Consider the story of Dan, a special education teacher working with older students aged 18 and 19. He noticed that his students felt that some typical special education methods used for recognising and expressing emotions, such as Zones of Regulation, seemed too juvenile for them. At the same time, he observed that they enjoyed using technology and gadgets.

Guided by these observations, Dan decided to innovate. He introduced colourful, touch-activated hexagon lights as a new medium for his students to express their emotions. This method was especially successful with a student who was a selective mute, providing a non-verbal way to communicate feelings.

Dan was systematic in his approach. He collected data and evidence on both the process and impact of his innovation, turning his classroom practice into a small-scale research project.

The success of his research led him to share his findings not only with his colleagues in school but also at a teaching conference at a local university.

Dan’s story shows the power of classroom research in driving professional development. It helped him innovate and enhance his teaching methods, understand his students better, and also positioned him as a leader and influencer within his school and broader teaching community.


Engaging with research can be empowering, giving us the tools and insights to improve our practice and make a difference in our students’ lives. It promotes reflective practice, fosters a culture of curiosity, and nurtures our growth as professionals. So, let’s embrace research and start our journey of lifelong learning and development.

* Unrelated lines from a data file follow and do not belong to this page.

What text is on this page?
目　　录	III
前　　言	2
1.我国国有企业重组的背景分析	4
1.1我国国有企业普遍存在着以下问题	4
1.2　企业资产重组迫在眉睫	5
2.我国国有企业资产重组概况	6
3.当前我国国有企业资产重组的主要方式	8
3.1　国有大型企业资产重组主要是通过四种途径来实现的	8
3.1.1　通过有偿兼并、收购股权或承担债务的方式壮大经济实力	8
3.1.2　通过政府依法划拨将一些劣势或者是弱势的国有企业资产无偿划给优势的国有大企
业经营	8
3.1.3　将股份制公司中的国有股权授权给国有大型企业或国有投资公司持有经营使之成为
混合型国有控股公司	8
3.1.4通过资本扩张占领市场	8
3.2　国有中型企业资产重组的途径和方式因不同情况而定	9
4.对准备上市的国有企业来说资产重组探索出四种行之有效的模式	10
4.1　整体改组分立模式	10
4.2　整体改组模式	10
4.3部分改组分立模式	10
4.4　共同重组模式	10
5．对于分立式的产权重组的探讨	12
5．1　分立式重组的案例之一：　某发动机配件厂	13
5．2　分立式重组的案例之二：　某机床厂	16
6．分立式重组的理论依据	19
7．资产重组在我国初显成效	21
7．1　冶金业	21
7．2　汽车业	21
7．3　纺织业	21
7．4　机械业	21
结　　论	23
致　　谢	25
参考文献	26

Looking Ahead: Future Directions in Special Education Research+

As we wrap up our blog series, let’s gaze into the future. Research in special education is ever-evolving, with new trends and technologies continuously shaping the field. Let’s explore what’s on the horizon, and how we can continue to engage with research for our professional growth.

Emerging Trends in Special Education Research

  • Personalised Learning: Every student is unique, and research is focusing more and more on personalised approaches to teaching and learning. How can we adapt our methods to cater to the individual needs, strengths, and interests of each student?
  • Inclusive Education: There’s growing emphasis on creating inclusive classrooms where all students, regardless of their abilities or disabilities, can learn together. How can we design our classrooms to be welcoming, supportive spaces for all students?
  • Well-being and Mental Health: As we recognise the importance of mental health in education, research is increasingly focusing on strategies for promoting well-being and emotional resilience among special education students.

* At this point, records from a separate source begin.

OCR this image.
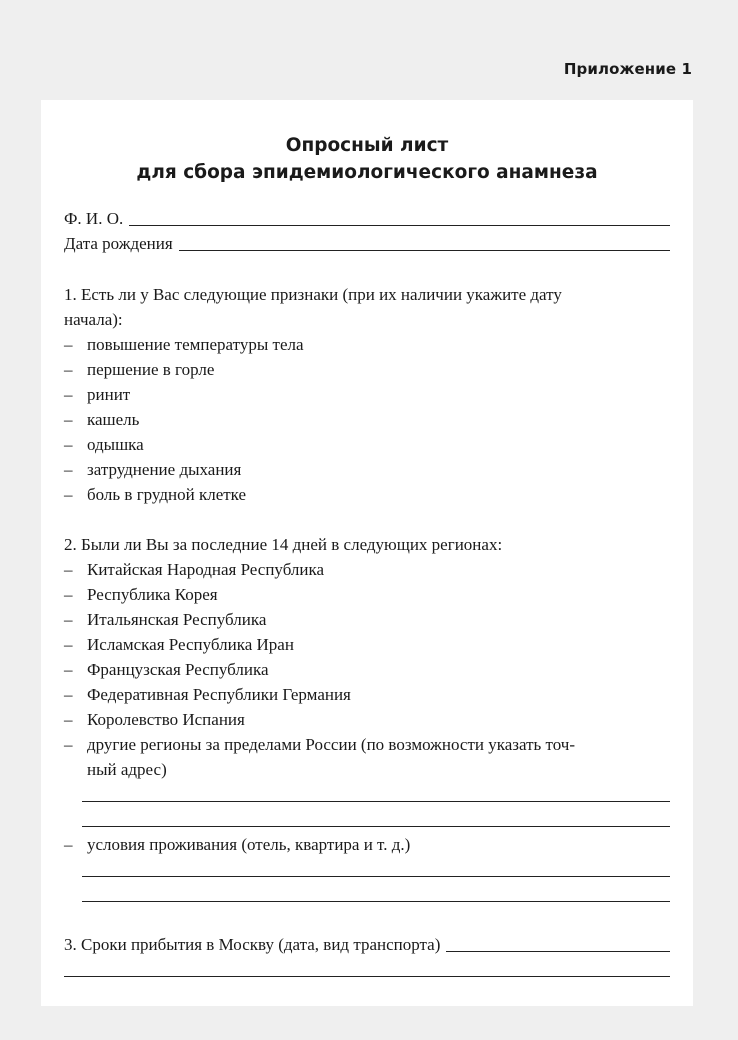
Приложение 1
Опросный лист
для сбора эпидемиологического анамнеза
Ф. И. О.
Дата рождения
1. Есть ли у Вас следующие признаки (при их наличии укажите дату
начала):
– повышение температуры тела
– першение в горле
– ринит
– кашель
– одышка
– затруднение дыхания
– боль в грудной клетке
2. Были ли Вы за последние 14 дней в следующих регионах:
– Китайская Народная Республика
– Республика Корея
– Итальянская Республика
– Исламская Республика Иран
– Французская Республика
– Федеративная Республики Германия
– Королевство Испания
– другие регионы за пределами России (по возможности указать точ-
ный адрес)
– условия проживания (отель, квартира и т. д.)
3. Сроки прибытия в Москву (дата, вид транспорта)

The Role of Technology in Special Education Research

Technology is playing a growing role in special education research. It’s not only a tool for gathering and analysing data, but also a medium for innovative teaching strategies.

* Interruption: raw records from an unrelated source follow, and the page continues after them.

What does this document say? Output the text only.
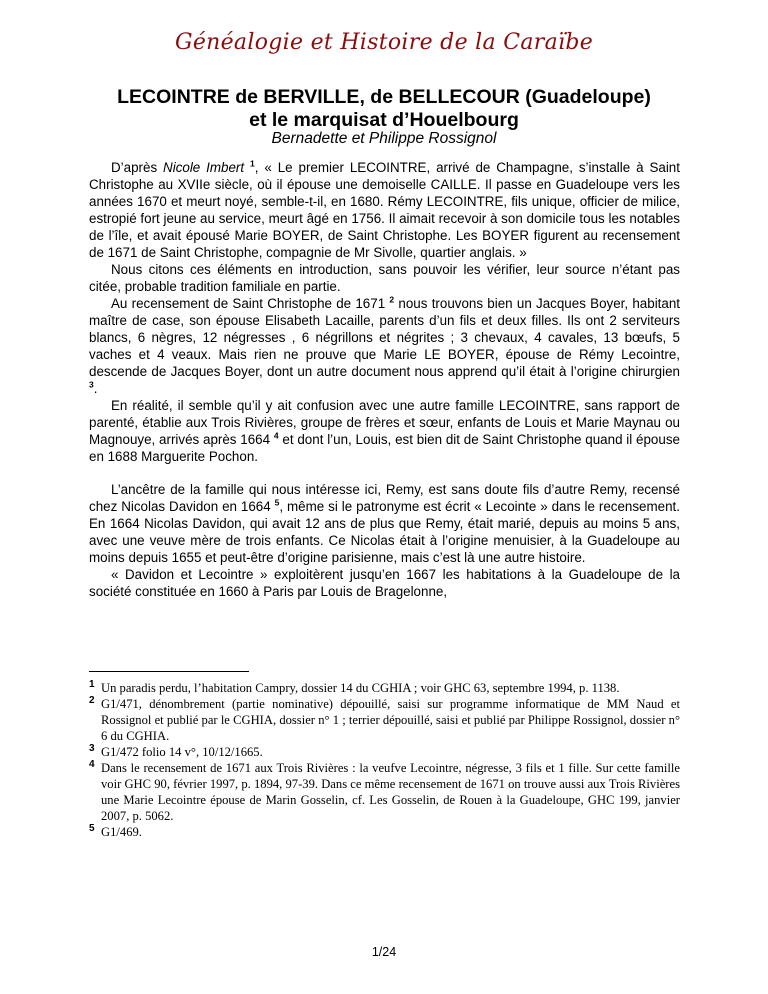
Généalogie et Histoire de la Caraïbe
LECOINTRE de BERVILLE, de BELLECOUR (Guadeloupe)
et le marquisat d’Houelbourg
Bernadette et Philippe Rossignol

D’après Nicole Imbert $^1$, « Le premier LECOINTRE, arrivé de Champagne, s’installe à Saint Christophe au XVIIe siècle, où il épouse une demoiselle CAILLE. Il passe en Guadeloupe vers les années 1670 et meurt noyé, semble-t-il, en 1680. Rémy LECOINTRE, fils unique, officier de milice, estropié fort jeune au service, meurt âgé en 1756. Il aimait recevoir à son domicile tous les notables de l’île, et avait épousé Marie BOYER, de Saint Christophe. Les BOYER figurent au recensement de 1671 de Saint Christophe, compagnie de Mr Sivolle, quartier anglais. »

Nous citons ces éléments en introduction, sans pouvoir les vérifier, leur source n’étant pas citée, probable tradition familiale en partie.

Au recensement de Saint Christophe de 1671 $^2$ nous trouvons bien un Jacques Boyer, habitant maître de case, son épouse Elisabeth Lacaille, parents d’un fils et deux filles. Ils ont 2 serviteurs blancs, 6 nègres, 12 négresses , 6 négrillons et négrites ; 3 chevaux, 4 cavales, 13 bœufs, 5 vaches et 4 veaux. Mais rien ne prouve que Marie LE BOYER, épouse de Rémy Lecointre, descende de Jacques Boyer, dont un autre document nous apprend qu’il était à l’origine chirurgien $^3$.

En réalité, il semble qu’il y ait confusion avec une autre famille LECOINTRE, sans rapport de parenté, établie aux Trois Rivières, groupe de frères et sœur, enfants de Louis et Marie Maynau ou Magnouye, arrivés après 1664 $^4$ et dont l’un, Louis, est bien dit de Saint Christophe quand il épouse en 1688 Marguerite Pochon.

L’ancêtre de la famille qui nous intéresse ici, Remy, est sans doute fils d’autre Remy, recensé chez Nicolas Davidon en 1664 $^5$, même si le patronyme est écrit « Lecointe » dans le recensement. En 1664 Nicolas Davidon, qui avait 12 ans de plus que Remy, était marié, depuis au moins 5 ans, avec une veuve mère de trois enfants. Ce Nicolas était à l’origine menuisier, à la Guadeloupe au moins depuis 1655 et peut-être d’origine parisienne, mais c’est là une autre histoire.

« Davidon et Lecointre » exploitèrent jusqu’en 1667 les habitations à la Guadeloupe de la société constituée en 1660 à Paris par Louis de Bragelonne,

1 Un paradis perdu, l’habitation Campry, dossier 14 du CGHIA ; voir GHC 63, septembre 1994, p. 1138.
2 G1/471, dénombrement (partie nominative) dépouillé, saisi sur programme informatique de MM Naud et Rossignol et publié par le CGHIA, dossier n° 1 ; terrier dépouillé, saisi et publié par Philippe Rossignol, dossier n° 6 du CGHIA.
3 G1/472 folio 14 v°, 10/12/1665.
4 Dans le recensement de 1671 aux Trois Rivières : la veufve Lecointre, négresse, 3 fils et 1 fille. Sur cette famille voir GHC 90, février 1997, p. 1894, 97-39. Dans ce même recensement de 1671 on trouve aussi aux Trois Rivières une Marie Lecointre épouse de Marin Gosselin, cf. Les Gosselin, de Rouen à la Guadeloupe, GHC 199, janvier 2007, p. 5062.
5 G1/469.
1/24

For example, assistive technologies are creating new possibilities for students with disabilities, from speech-to-text software for students with dyslexia, to touch-activated lights for expressing emotions, as we saw in Dan’s story.

Virtual reality and augmented reality are also emerging as exciting tools for special education, offering immersive, interactive experiences that can cater to diverse learning styles and needs.

Continuing to Engage with Research for Professional Growth

As we move forward, let’s keep our curiosity alive and continue to engage with research. Whether it’s reading the latest studies, attending conferences or webinars, or conducting our own classroom research, every step we take brings us closer to becoming better, more effective educators.

Remember, research isn’t just a professional obligation; it’s an opportunity for growth, for innovation, and for making a difference in our students’ lives. So, let’s keep learning, keep exploring, and keep striving to be the best educators we can be.